Intron Loss and Spliceosome Evolution

In contrast to the notion that spliceosome reduction can only follow one path, changes in intron and spliceosome structure show markedly different patterns in eukaryotes assumed to be in the process of progressive intron loss and possibly even spliceosome elimination. C. merolae, G. lamblia, T. brucei, and E. cuniculi are examples of very intron-poor eukaryotes that display unique differences in spliceosome evolution. In C. merolae, there is no evidence for a U1 snRNP, and its function may be replaced by U5 or U6. The parasitic protist T. brucei has only two documented cis-spliced spliceosomal introns. and undergoes spliced leader (SL) trans-splicing, a process that utilizes the SL RNA to put common 5′ end leader sequences on a subset of mRNAs. The U1 snRNA is highly structurally divergent in this organism and in other trypanosomatids. In G. lamblia, where only 12 introns have been identified to date, a significant number of those undergo genic trans-splicing, i.e., joining exons from different transcripts with no SL RNA. Further spliceosome variability is seen in the Microsporidia, a group of unicellular, parasitic, early-diverging fungi. E. cuniculi is predicted to have a small spliceosome of ∼35 proteins. The E. cuniculi genome contains only 37 introns, which we found to be spliced at very low levels, presumably as a direct result of spliceosome reduction. Indeed, a number of species of microsporidia have taken spliceosome and intron reduction to the extreme, where no evidence for spliceosomal introns or spliceosome machinery can be identified.

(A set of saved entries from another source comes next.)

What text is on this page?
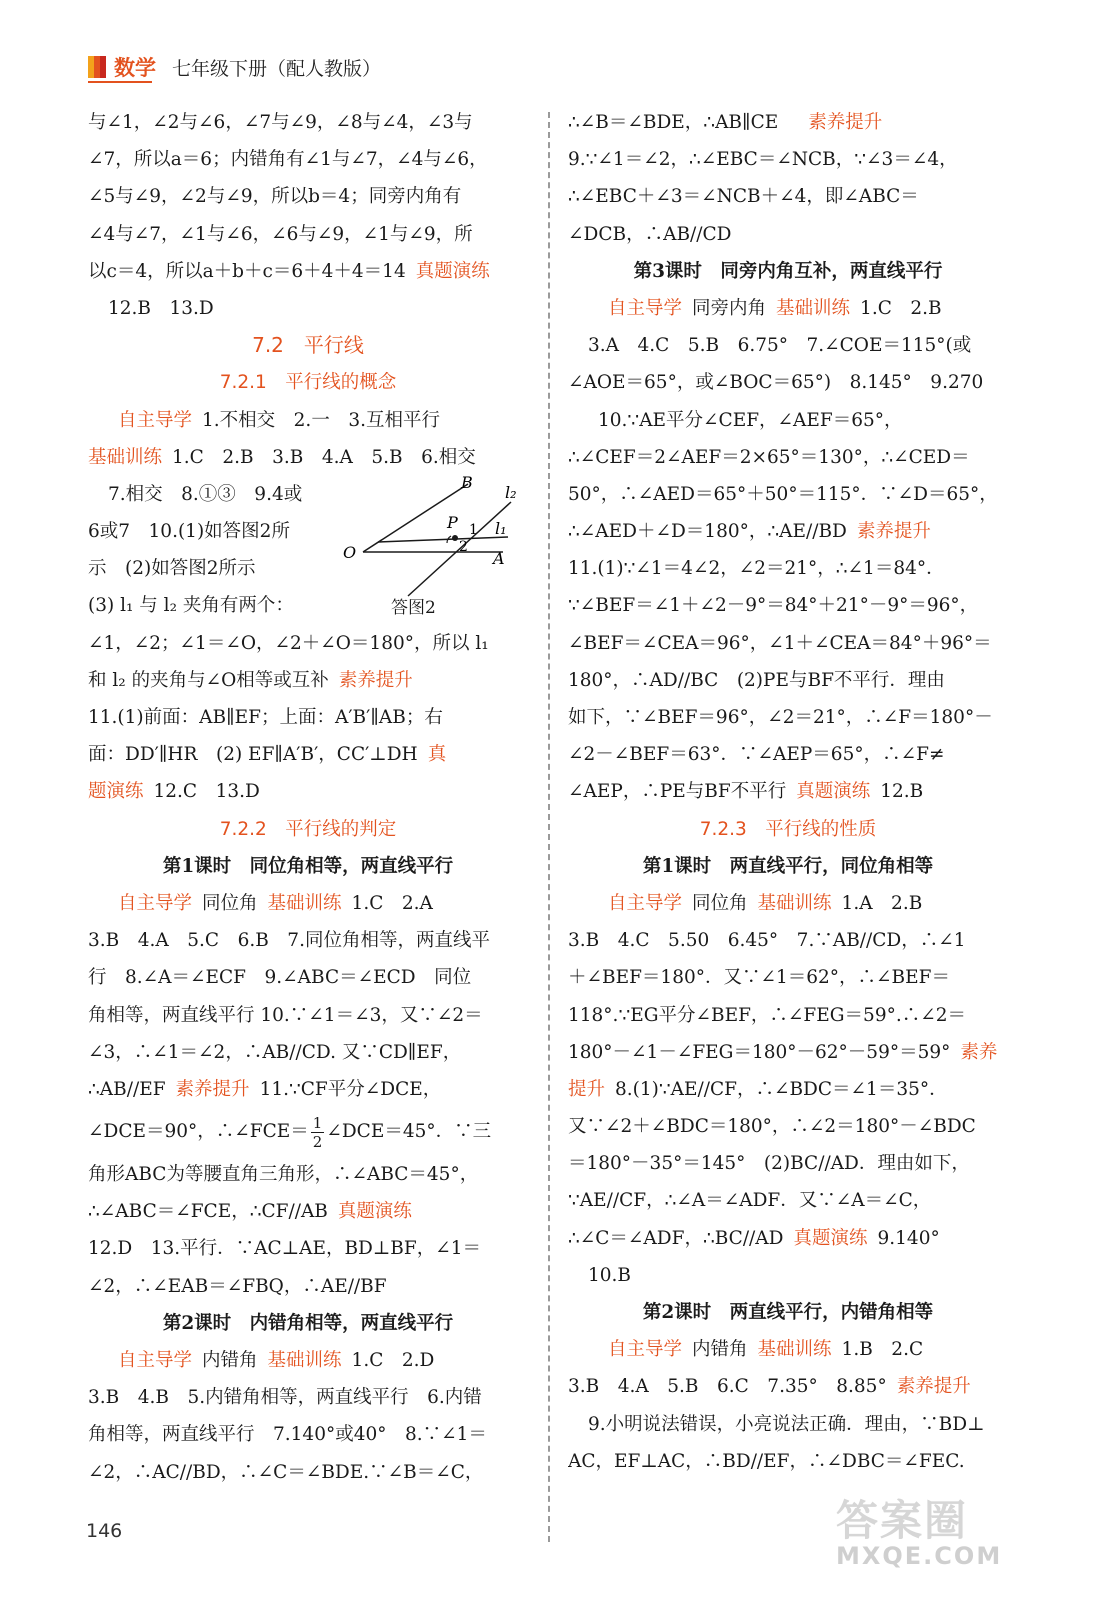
数学 七年级下册（配人教版）
与∠1，∠2与∠6，∠7与∠9，∠8与∠4，∠3与
∠7，所以a＝6；内错角有∠1与∠7，∠4与∠6，
∠5与∠9，∠2与∠9，所以b＝4；同旁内角有
∠4与∠7，∠1与∠6，∠6与∠9，∠1与∠9，所
以c＝4，所以a＋b＋c＝6＋4＋4＝14 真题演练
12.B　13.D
7.2　平行线
7.2.1　平行线的概念
自主导学 1.不相交　2.一　3.互相平行
基础训练 1.C　2.B　3.B　4.A　5.B　6.相交
7.相交　8.①③　9.4或
6或7　10.(1)如答图2所
示　(2)如答图2所示
(3) l₁ 与 l₂ 夹角有两个：
B
l₂
P 1
2
l₁
O	A
答图2
∠1，∠2；∠1＝∠O，∠2＋∠O＝180°，所以 l₁
和 l₂ 的夹角与∠O相等或互补 素养提升
11.(1)前面：AB∥EF；上面：A′B′∥AB；右
面：DD′∥HR　(2) EF∥A′B′，CC′⊥DH 真
题演练 12.C　13.D
7.2.2　平行线的判定
第1课时　同位角相等，两直线平行
自主导学 同位角 基础训练 1.C　2.A
3.B　4.A　5.C　6.B　7.同位角相等，两直线平
行　8.∠A＝∠ECF　9.∠ABC＝∠ECD　同位
角相等，两直线平行 10.∵∠1＝∠3，又∵∠2＝
∠3，∴∠1＝∠2，∴AB//CD. 又∵CD∥EF，
∴AB//EF 素养提升 11.∵CF平分∠DCE，
∠DCE＝90°，∴∠FCE＝ $\frac{1}{2}$ ∠DCE＝45°．∵三
角形ABC为等腰直角三角形，∴∠ABC＝45°，
∴∠ABC＝∠FCE，∴CF//AB 真题演练
12.D　13.平行．∵AC⊥AE，BD⊥BF，∠1＝
∠2，∴∠EAB＝∠FBQ，∴AE//BF
第2课时　内错角相等，两直线平行
自主导学 内错角 基础训练 1.C　2.D
3.B　4.B　5.内错角相等，两直线平行　6.内错
角相等，两直线平行　7.140°或40°　8.∵∠1＝
∠2，∴AC//BD，∴∠C＝∠BDE.∵∠B＝∠C，
∴∠B＝∠BDE，∴AB∥CE 素养提升
9.∵∠1＝∠2，∴∠EBC＝∠NCB，∵∠3＝∠4，
∴∠EBC＋∠3＝∠NCB＋∠4，即∠ABC＝
∠DCB，∴AB//CD
第3课时　同旁内角互补，两直线平行
自主导学 同旁内角 基础训练 1.C　2.B
3.A　4.C　5.B　6.75°　7.∠COE＝115°(或
∠AOE＝65°，或∠BOC＝65°)　8.145°　9.270
10.∵AE平分∠CEF，∠AEF＝65°，
∴∠CEF＝2∠AEF＝2×65°＝130°，∴∠CED＝
50°，∴∠AED＝65°＋50°＝115°．∵∠D＝65°，
∴∠AED＋∠D＝180°，∴AE//BD 素养提升
11.(1)∵∠1＝4∠2，∠2＝21°，∴∠1＝84°．
∵∠BEF＝∠1＋∠2－9°＝84°＋21°－9°＝96°，
∠BEF＝∠CEA＝96°，∠1＋∠CEA＝84°＋96°＝
180°，∴AD//BC　(2)PE与BF不平行．理由
如下，∵∠BEF＝96°，∠2＝21°，∴∠F＝180°－
∠2－∠BEF＝63°．∵∠AEP＝65°，∴∠F≠
∠AEP，∴PE与BF不平行 真题演练 12.B
7.2.3　平行线的性质
第1课时　两直线平行，同位角相等
自主导学 同位角 基础训练 1.A　2.B
3.B　4.C　5.50　6.45°　7.∵AB//CD，∴∠1
＋∠BEF＝180°．又∵∠1＝62°，∴∠BEF＝
118°.∵EG平分∠BEF，∴∠FEG＝59°.∴∠2＝
180°－∠1－∠FEG＝180°－62°－59°＝59° 素养
提升 8.(1)∵AE//CF，∴∠BDC＝∠1＝35°．
又∵∠2＋∠BDC＝180°，∴∠2＝180°－∠BDC
＝180°－35°＝145°　(2)BC//AD．理由如下，
∵AE//CF，∴∠A＝∠ADF．又∵∠A＝∠C，
∴∠C＝∠ADF，∴BC//AD 真题演练 9.140°
10.B
第2课时　两直线平行，内错角相等
自主导学 内错角 基础训练 1.B　2.C
3.B　4.A　5.B　6.C　7.35°　8.85° 素养提升
9.小明说法错误，小亮说法正确．理由，∵BD⊥
AC，EF⊥AC，∴BD//EF，∴∠DBC＝∠FEC.
146	答案圈
MXQE.COM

The presence of spliceosomal introns and their removal from messages has long been considered a hallmark of the eukaryotic form, yet the process has only been carefully examined in a small number of organisms (). When more diverse lineages are assessed, this glimpse into splicing landscapes reveals highly varied genome architectures and spliceosomal complexity, indicating a surprising level of plasticity for this large RNP complex. The full extent of this plasticity is unknown, and will await investigation of a larger collection of eukaryotes. Indeed, each example of a missing spliceosomal component previously deemed universal helps us to further refine our view of what defines the essential functional core of this enigmatic macromolecular machine.